# First Cyps, looking for planting recommendations



## GaryB (Oct 11, 2007)

I have several reginae, both normal and alba forms, coming from Hillsdale nursery in a week or two. These are all 4+ year old plants. I have read through most of the posts and found them very helpful, so thank you to everyone who has taken the time to share their knowledge and experience.

Our temperature extremes in Wisconsin range from a low of -20F in the Winter to the 90's in the summer. My soil is not suitable as it is, being mostly clay. With that information in mind, I have the following questions:

1. Would you plant all outside in the ground, all in pots or some in the ground and some in pots?

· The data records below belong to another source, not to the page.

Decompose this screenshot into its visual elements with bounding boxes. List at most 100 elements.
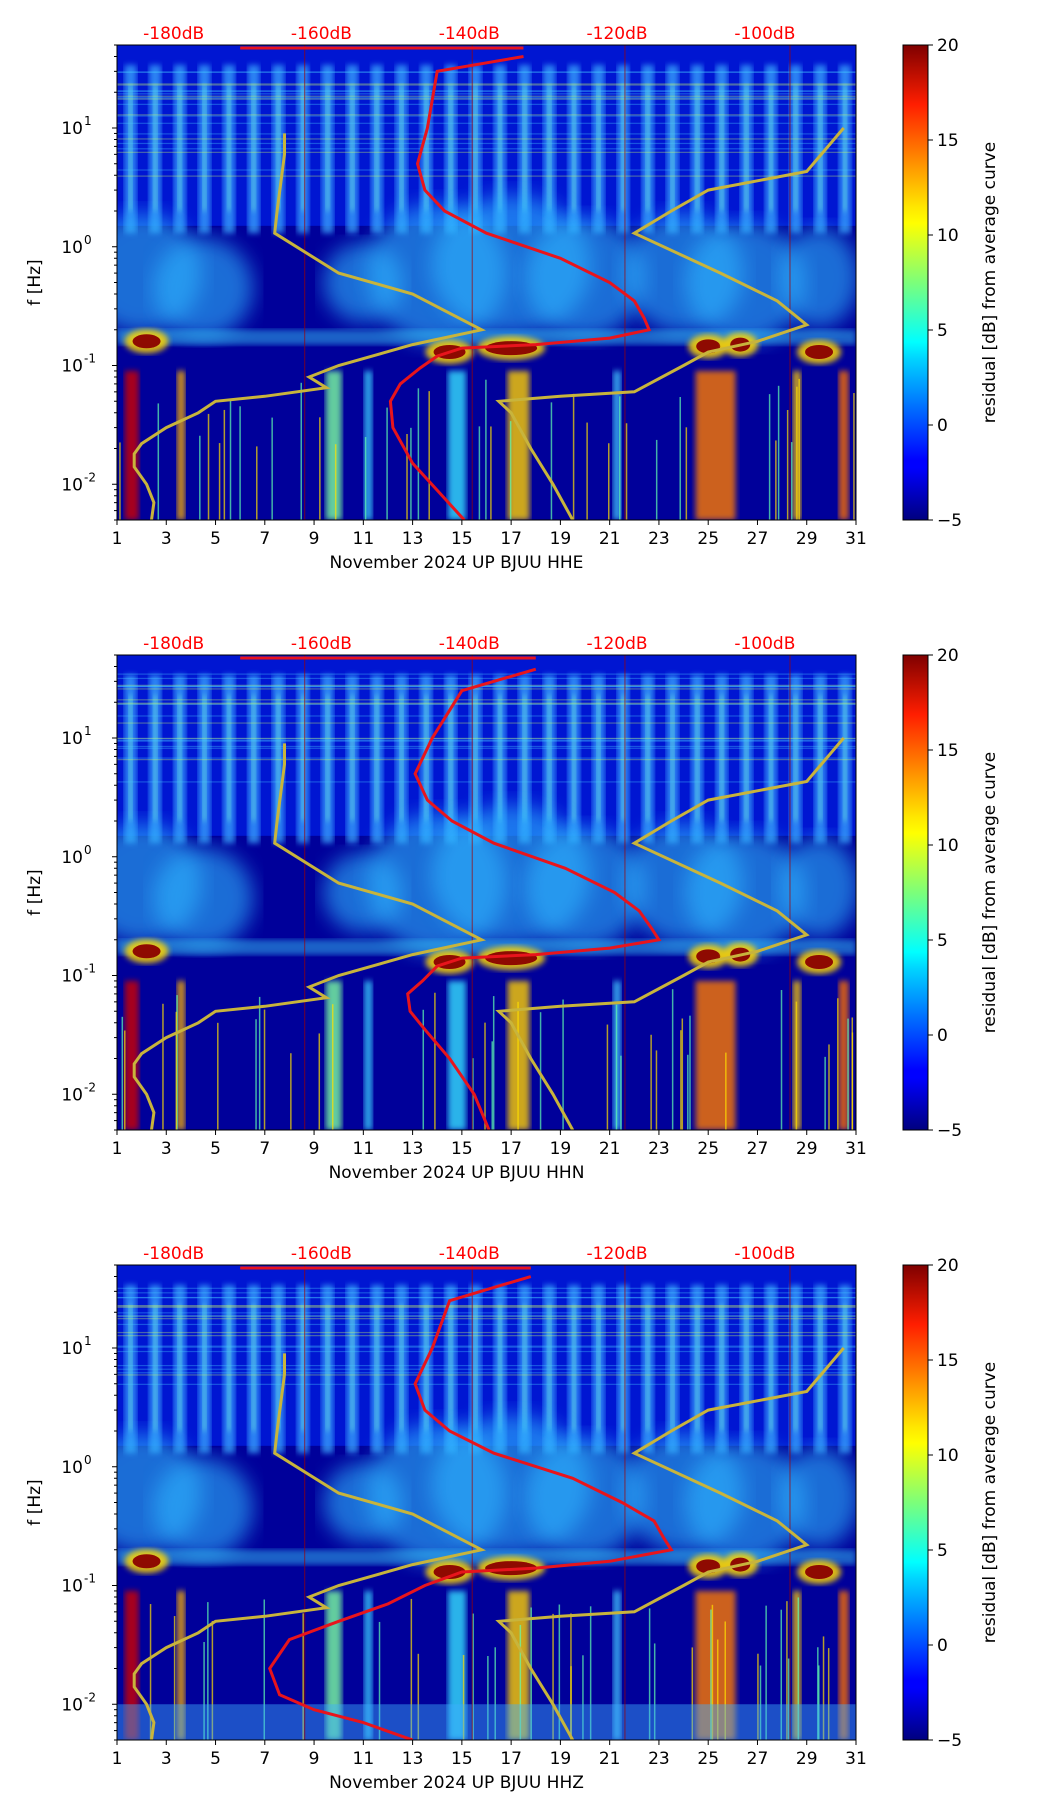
day-stripe-core <box>793 1305 798 1432</box>
lf-spike <box>319 417 321 520</box>
lf-spike <box>229 398 232 520</box>
day-stripe-core <box>498 1305 503 1432</box>
lf-column <box>838 370 849 520</box>
lf-spike <box>217 1022 219 1130</box>
speckle-line <box>117 702 856 704</box>
lf-spike <box>625 423 628 520</box>
speckle-line <box>117 148 856 150</box>
lf-spike <box>491 1041 493 1130</box>
day-stripe-core <box>670 85 675 212</box>
y-tick-exponent: 1 <box>84 114 92 128</box>
microseism-blob <box>525 217 646 338</box>
day-stripe-core <box>670 695 675 822</box>
lf-spike <box>255 1019 257 1130</box>
lf-spike <box>175 1011 178 1130</box>
lf-spike <box>853 393 855 520</box>
day-stripe-core <box>645 85 650 212</box>
day-stripe-core <box>695 85 700 212</box>
hf-band <box>117 655 856 836</box>
speckle-line <box>117 722 856 724</box>
lf-spike <box>517 1001 519 1130</box>
day-stripe-core <box>251 85 256 212</box>
day-stripe-core <box>621 695 626 822</box>
event-line <box>789 45 791 520</box>
lf-spike <box>608 443 610 520</box>
event-line <box>789 1265 791 1740</box>
lf-spike <box>207 413 210 520</box>
speckle-line <box>117 1346 856 1348</box>
colorbar-tick-label: 0 <box>937 1636 948 1656</box>
day-stripe-core <box>374 85 379 212</box>
x-tick-label: 3 <box>161 1139 172 1159</box>
hot-spot <box>805 1564 834 1579</box>
y-axis-label: f [Hz] <box>25 869 45 915</box>
red-curve <box>388 55 652 520</box>
day-stripe-core <box>424 695 429 822</box>
top-db-label: -100dB <box>734 24 795 44</box>
microseism-blob <box>779 1447 856 1548</box>
speckle-line <box>117 175 856 177</box>
colorbar-tick-label: 15 <box>937 741 959 761</box>
colorbar-tick-label: 5 <box>937 1541 948 1561</box>
x-tick-label: 23 <box>648 1139 670 1159</box>
event-line <box>304 1265 306 1740</box>
lf-spike <box>822 1636 825 1740</box>
day-stripe-core <box>276 695 281 822</box>
lf-spike <box>478 426 481 520</box>
spectrogram-area <box>117 655 856 1130</box>
day-stripe-core <box>227 1305 232 1432</box>
x-tick-label: 31 <box>845 1139 867 1159</box>
speckle-line <box>117 1335 856 1337</box>
top-db-label: -180dB <box>143 24 204 44</box>
speckle-line <box>117 71 856 73</box>
lf-spike <box>472 1613 474 1740</box>
lf-spike <box>851 1017 854 1130</box>
speckle-line <box>117 138 856 140</box>
y-tick-exponent: -1 <box>84 1572 96 1586</box>
lf-column <box>613 1590 622 1740</box>
day-stripe-core <box>769 695 774 822</box>
speckle-line <box>117 151 856 153</box>
microseism-blob <box>153 1457 254 1558</box>
day-stripe-core <box>498 85 503 212</box>
day-stripe-core <box>448 1305 453 1432</box>
colorbar-tick-label: 5 <box>937 931 948 951</box>
day-stripe-core <box>325 85 330 212</box>
top-db-label: -120dB <box>587 24 648 44</box>
speckle-line <box>117 1323 856 1326</box>
x-tick-label: 15 <box>451 1139 473 1159</box>
day-stripe-core <box>448 695 453 822</box>
top-db-label: -160dB <box>291 1244 352 1264</box>
speckle-line <box>117 1296 856 1299</box>
speckle-line <box>117 1364 856 1367</box>
lf-column <box>364 370 373 520</box>
top-db-label: -140dB <box>439 24 500 44</box>
day-stripe-core <box>596 85 601 212</box>
lf-spike <box>796 386 798 520</box>
speckle-line <box>117 685 856 687</box>
speckle-line <box>117 83 856 85</box>
speckle-line <box>117 738 856 740</box>
y-tick-label: 10 <box>61 729 83 749</box>
y-tick-label: 10 <box>61 1339 83 1359</box>
y-tick-exponent: 0 <box>84 1453 92 1467</box>
day-stripe-core <box>744 1305 749 1432</box>
day-stripe-core <box>300 695 305 822</box>
day-stripe-core <box>424 1305 429 1432</box>
x-tick-label: 25 <box>697 529 719 549</box>
lf-column <box>325 1590 342 1740</box>
day-stripe-core <box>300 1305 305 1432</box>
day-stripe-core <box>177 85 182 212</box>
x-tick-label: 11 <box>353 1749 375 1769</box>
lf-spike <box>271 417 273 520</box>
x-axis-label: November 2024 UP BJUU HHE <box>330 553 584 573</box>
lf-spike <box>492 996 495 1130</box>
day-stripe-core <box>350 695 355 822</box>
day-stripe-core <box>547 695 552 822</box>
lf-spike <box>318 1033 321 1130</box>
day-stripe-core <box>399 1305 404 1432</box>
lf-spike <box>827 1648 830 1740</box>
day-stripe-core <box>325 1305 330 1432</box>
x-tick-label: 11 <box>353 1139 375 1159</box>
lf-spike <box>687 1054 689 1130</box>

2. Reginae needs to be provided extra light. Would the east side of the house, where I have my azaleas, provides good protection from drying winter winds, but direct sunlight until 1 in the afternoon be too much light?

3. What type of mixture do you grow reginae in? I understand that they have large, but shallow root zones, and I was planning on digging out and area 3' in diameter and about a foot deep.


Thanks for you help
Gary


----------



## cyp8472 (Oct 11, 2007)

Already posted on the SOF but I thought ST could benefit as well;

1. Both would be fine but I prefer ground for mature plants because in my expirence you get bigger healthier plants.

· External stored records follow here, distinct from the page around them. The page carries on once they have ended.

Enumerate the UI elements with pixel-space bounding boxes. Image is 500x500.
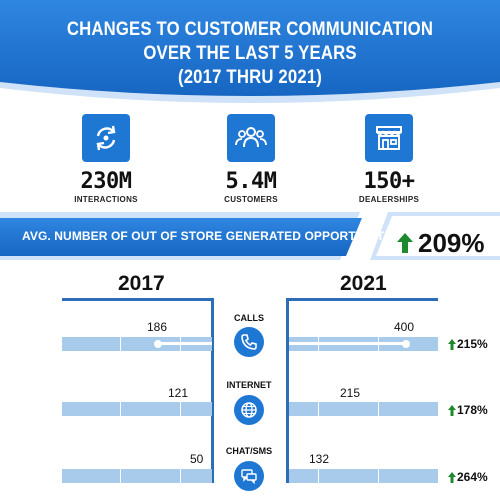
bar-track-2017: [62, 402, 212, 416]
opportunities-change: 209%: [418, 228, 485, 258]
bar-2021-chat: [289, 469, 438, 483]
change-calls: 215%: [448, 337, 488, 351]
opportunities-banner: [0, 212, 500, 260]
value-2017: 50: [190, 452, 204, 466]
divider-right-vertical: [286, 298, 289, 483]
opportunities-background: [0, 212, 500, 260]
value-2017: 121: [168, 386, 189, 400]
bar-track-2021: [289, 469, 438, 483]
bar-2017-calls: [62, 337, 212, 351]
up-arrow-icon: [397, 233, 413, 253]
group-users-icon: [227, 114, 275, 162]
phone-icon: [234, 327, 264, 357]
stat-customers: 5.4M CUSTOMERS: [186, 114, 316, 204]
year-right: 2021: [340, 272, 387, 295]
up-arrow-icon: [448, 339, 456, 351]
page-title: CHANGES TO CUSTOMER COMMUNICATION OVER T…: [0, 18, 500, 90]
change-value: 215%: [457, 337, 488, 351]
opportunities-label: AVG. NUMBER OF OUT OF STORE GENERATED OP…: [22, 229, 404, 243]
bar-2021-internet: [289, 402, 438, 416]
value-2021: 215: [340, 386, 361, 400]
year-left: 2017: [118, 272, 165, 295]
stat-value: 230M: [80, 169, 132, 194]
up-arrow-icon: [448, 405, 456, 417]
globe-icon: [234, 395, 264, 425]
bar-2017-chat: [62, 469, 212, 483]
refresh-icon: [82, 114, 130, 162]
stat-value: 150+: [363, 169, 415, 194]
bar-track-2017: [62, 469, 212, 483]
change-value: 178%: [457, 403, 488, 417]
value-2021: 400: [394, 320, 415, 334]
stat-value: 5.4M: [225, 169, 277, 194]
stat-dealerships: 150+ DEALERSHIPS: [324, 114, 454, 204]
stat-label: CUSTOMERS: [224, 195, 278, 204]
divider-left-vertical: [211, 298, 214, 483]
stat-label: DEALERSHIPS: [358, 195, 420, 204]
up-arrow-icon: [448, 472, 456, 484]
banner-background: [0, 0, 500, 103]
value-2017: 186: [147, 320, 168, 334]
channel-label: CHAT/SMS: [225, 446, 273, 456]
divider-right: [286, 298, 438, 301]
title-line-1: CHANGES TO CUSTOMER COMMUNICATION: [66, 19, 434, 40]
change-internet: 178%: [448, 403, 488, 417]
bar-2017-internet: [62, 402, 212, 416]
channel-label: INTERNET: [226, 380, 272, 390]
divider-left: [62, 298, 214, 301]
chat-icon: [234, 461, 264, 491]
title-line-3: (2017 THRU 2021): [177, 67, 323, 88]
change-value: 264%: [457, 470, 488, 484]
stat-label: INTERACTIONS: [74, 195, 138, 204]
header-banner: CHANGES TO CUSTOMER COMMUNICATION OVER T…: [0, 0, 500, 108]
bar-2021-calls: [289, 337, 438, 351]
value-2021: 132: [309, 452, 330, 466]
stat-interactions: 230M INTERACTIONS: [41, 114, 171, 204]
title-line-2: OVER THE LAST 5 YEARS: [143, 43, 357, 64]
change-chat: 264%: [448, 470, 488, 484]
storefront-icon: [365, 114, 413, 162]
channel-label: CALLS: [234, 313, 264, 323]
bar-track-2021: [289, 402, 438, 416]
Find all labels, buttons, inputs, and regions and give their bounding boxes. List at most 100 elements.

2. Your location seems fine to me but reginae could benifit from the addition of some calcium supplements like clam shells if you azaleas grow well in that area.

3. I use a mixture of sand/turface at 2:1 ratio with a little organics mixed in for my outdoor beds with pine needle mulch. If grown in pots I use perlite/turface at 2:1 ratio again with at little organics mixed in. For digging pots in the ground I find if you buy some plastic or lawn scape fabric to place in a hole it work better then a pot.

That's my two cent so lets wait to hear what Ron, Tom, or Ross have to say.


----------



## parvi_17 (Oct 11, 2007)

Hey Gary,

Glad to see we have another Cyp lover here. I would plant them all in the ground as they like lots of room. Pot culture is mostly done when you don't live in an area where it can grow naturally (which is not your case). I think the east side of your house is a great place to plant it. The size of hole you have devised is a good one. I would simply amend your clayey soil with plenty of sand and perlite, and a little compost and/or peat to loosen it up a bit. Make sure that when you squeeze it, it forms several small balls of soil instead of one big clump. It should drain freely and not get too mucky when wet. Adding some bone meal will provide nutrients and raise the pH to desirable levels as well. Good luck!

Joe


----------



## GaryB (Oct 12, 2007)

Thanks for the replies.

I wasn't quite sure if sun until 1pm would be too much light. I'll just need to pay attention to it and provide some shading if it is too much light.

Descriptions of mixes for pot culture tend to be all inorganics. But I don't find as much information for growing in beds. I should be able to get turface, since it is carried by a local athletic supply company.


----------